ToothGrowth$dose <- as.factor(ToothGrowth$dose)
From the plots below, we can see that
ggplot(ToothGrowth, aes(dose, len)) +
geom_violin(aes(fill = dose)) +
facet_grid(.~ supp) +
labs(x = "Dosage", y = "Length", title = "Length vs Dosage by Supp", caption = "Figure - 1: higher dosage (dose) leads to higher tooth length (len), irrespective of supplement (supp)")
ggplot(ToothGrowth, aes(supp, len)) +
geom_violin(aes(fill = supp)) +
facet_grid(.~ dose) +
labs(x = "Supplement", y = "Length", title = "Length by Supplement for Dosage", caption = "Figure - 1: For each dosage (dose), slightly varying tooth lengths (len) per supplement (supp)")

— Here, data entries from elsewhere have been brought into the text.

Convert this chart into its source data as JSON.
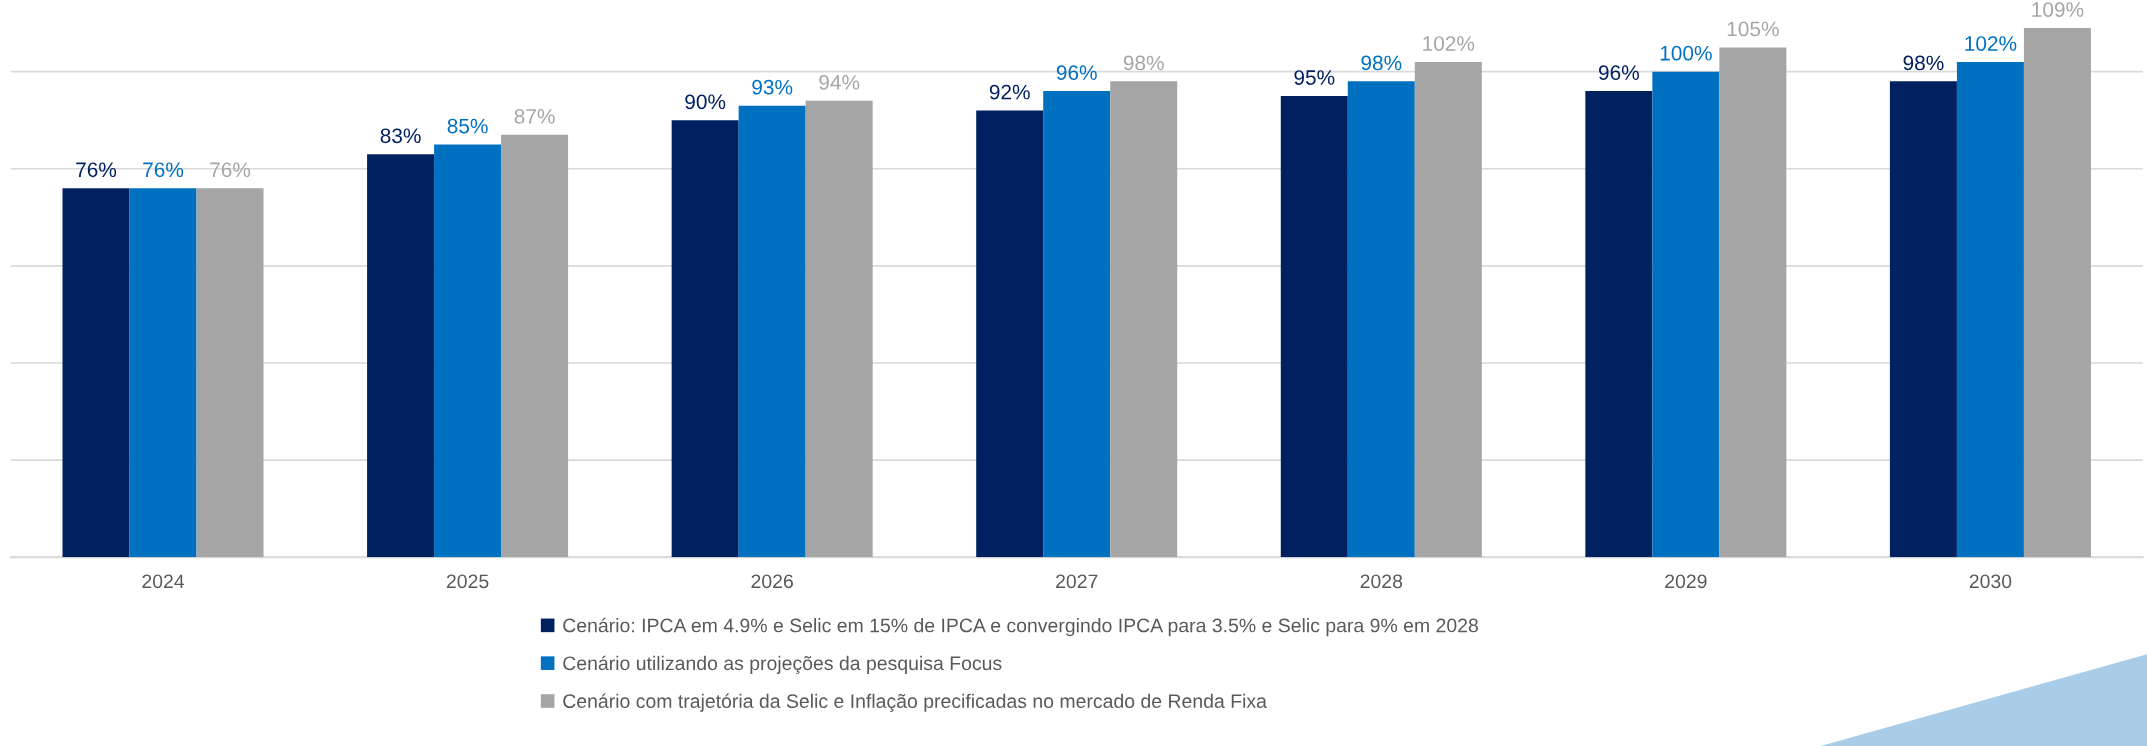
{
  "chart_data": {
    "type": "bar",
    "categories": [
      "2024",
      "2025",
      "2026",
      "2027",
      "2028",
      "2029",
      "2030"
    ],
    "series": [
      {
        "name": "Cenário: IPCA em 4.9% e Selic em 15% de IPCA e convergindo IPCA para 3.5% e Selic para 9% em 2028",
        "color": "#002060",
        "values": [
          76,
          83,
          90,
          92,
          95,
          96,
          98
        ],
        "value_labels": [
          "76%",
          "83%",
          "90%",
          "92%",
          "95%",
          "96%",
          "98%"
        ]
      },
      {
        "name": "Cenário utilizando as projeções da pesquisa Focus",
        "color": "#0070c0",
        "values": [
          76,
          85,
          93,
          96,
          98,
          100,
          102
        ],
        "value_labels": [
          "76%",
          "85%",
          "93%",
          "96%",
          "98%",
          "100%",
          "102%"
        ]
      },
      {
        "name": "Cenário com trajetória da Selic e Inflação precificadas no mercado de Renda Fixa",
        "color": "#a5a5a5",
        "values": [
          76,
          87,
          94,
          98,
          102,
          105,
          109
        ],
        "value_labels": [
          "76%",
          "87%",
          "94%",
          "98%",
          "102%",
          "105%",
          "109%"
        ]
      }
    ],
    "tick_labels": "x",
    "grid": "y",
    "legend": "bottom"
  }
}
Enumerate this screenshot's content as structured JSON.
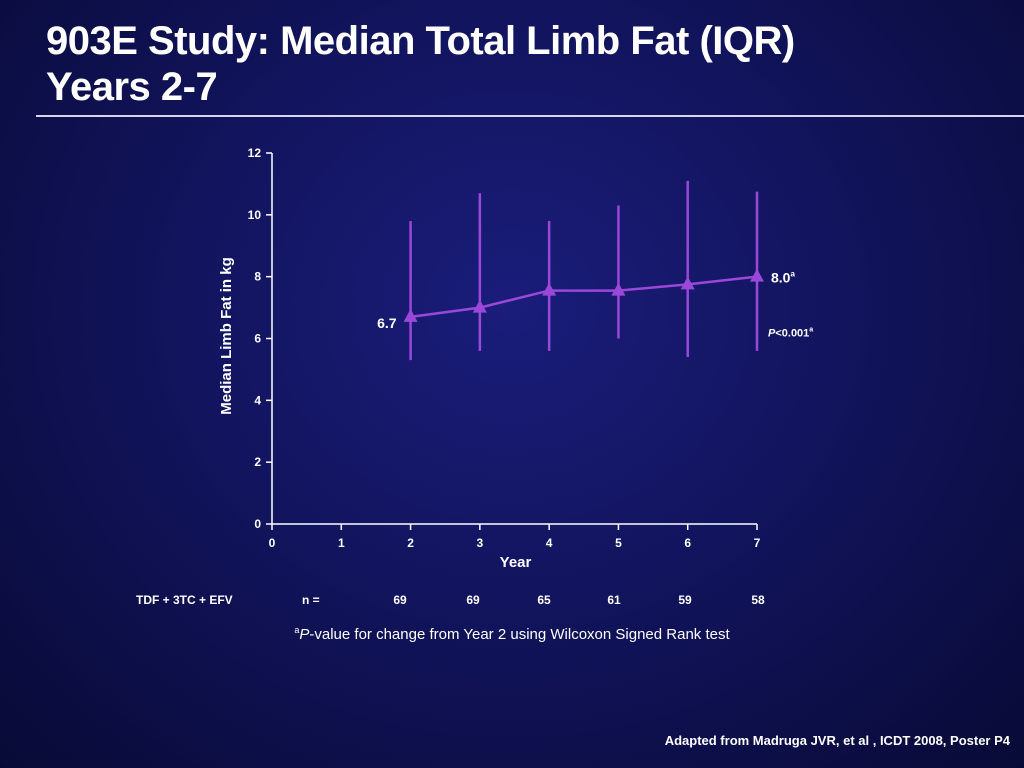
{
  "slide": {
    "title_line1": "903E Study: Median Total Limb Fat (IQR)",
    "title_line2": "Years 2-7",
    "footnote_marker": "a",
    "footnote_p": "P",
    "footnote_text": "-value for change from Year 2 using Wilcoxon Signed Rank test",
    "source": "Adapted from Madruga JVR, et al , ICDT 2008, Poster P4"
  },
  "table": {
    "group_label": "TDF + 3TC + EFV",
    "n_label": "n =",
    "n_values": [
      "69",
      "69",
      "65",
      "61",
      "59",
      "58"
    ]
  },
  "colors": {
    "series": "#9b47d9",
    "axis": "#ffffff",
    "text": "#ffffff"
  },
  "chart_data": {
    "type": "line",
    "xlabel": "Year",
    "ylabel": "Median Limb Fat in kg",
    "xlim": [
      0,
      7
    ],
    "ylim": [
      0,
      12
    ],
    "x_ticks": [
      0,
      1,
      2,
      3,
      4,
      5,
      6,
      7
    ],
    "y_ticks": [
      0,
      2,
      4,
      6,
      8,
      10,
      12
    ],
    "series": [
      {
        "x": [
          2,
          3,
          4,
          5,
          6,
          7
        ],
        "y": [
          6.7,
          7.0,
          7.55,
          7.55,
          7.75,
          8.0
        ],
        "iqr_low": [
          5.3,
          5.6,
          5.6,
          6.0,
          5.4,
          5.6
        ],
        "iqr_high": [
          9.8,
          10.7,
          9.8,
          10.3,
          11.1,
          10.75
        ]
      }
    ],
    "annotations": [
      {
        "text": "6.7",
        "x": 2,
        "y": 6.7
      },
      {
        "text": "8.0",
        "sup": "a",
        "x": 7,
        "y": 8.0
      },
      {
        "text": "P",
        "rest": "<0.001",
        "sup": "a",
        "x": 7,
        "y": 6.0
      }
    ]
  }
}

Now we move to modeliing the data to thru confidence interval and hypothesis testing
t.test(len ~ supp, ToothGrowth)
##
## Welch Two Sample t-test
##
## data: len by supp
## t = 1.9153, df = 55.309, p-value = 0.06063
## alternative hypothesis: true difference in means is not equal to 0
## 95 percent confidence interval:
## -0.1710156 7.5710156
## sample estimates:
## mean in group OJ mean in group VC
## 20.66333 16.96333
We find that confidence interval includes 0, and p-value is 0.06 which is greater than 0.05. Therefore, supp ( suplement type) has no impact on tooth growth.
Below, we are doing a series of comparison on tooth growth by dosage.
t1 <- subset(ToothGrowth, ToothGrowth$dose %in% c(0.5, 1.0))
t.test(len ~ dose, t1)
##
## Welch Two Sample t-test
##
## data: len by dose
## t = -6.4766, df = 37.986, p-value = 1.268e-07
## alternative hypothesis: true difference in means is not equal to 0
## 95 percent confidence interval:
## -11.983781 -6.276219
## sample estimates:
## mean in group 0.5 mean in group 1
## 10.605 19.735
t1 <- subset(ToothGrowth, ToothGrowth$dose %in% c(0.5, 2.0))
t.test(len ~ dose, t1)
##
## Welch Two Sample t-test
##
## data: len by dose
## t = -11.799, df = 36.883, p-value = 4.398e-14
## alternative hypothesis: true difference in means is not equal to 0
## 95 percent confidence interval:
## -18.15617 -12.83383
## sample estimates:
## mean in group 0.5 mean in group 2
## 10.605 26.100
t1 <- subset(ToothGrowth, ToothGrowth$dose %in% c(1.0, 2.0))
t.test(len ~ dose, t1)
##
## Welch Two Sample t-test
##
## data: len by dose
## t = -4.9005, df = 37.101, p-value = 1.906e-05
## alternative hypothesis: true difference in means is not equal to 0
## 95 percent confidence interval:
## -8.996481 -3.733519
## sample estimates:
## mean in group 1 mean in group 2
## 19.735 26.100
Based on the results - none of the confidence intervals include 0, as well, the p-values are substanltially small for every tests.
Therefore, we can reject null hypothesis, eg we find that tooth length increases with dosage increased.
This happens irrespective of the different suppplement delivery methods - eg. supp showed to have no effect on tooth growth.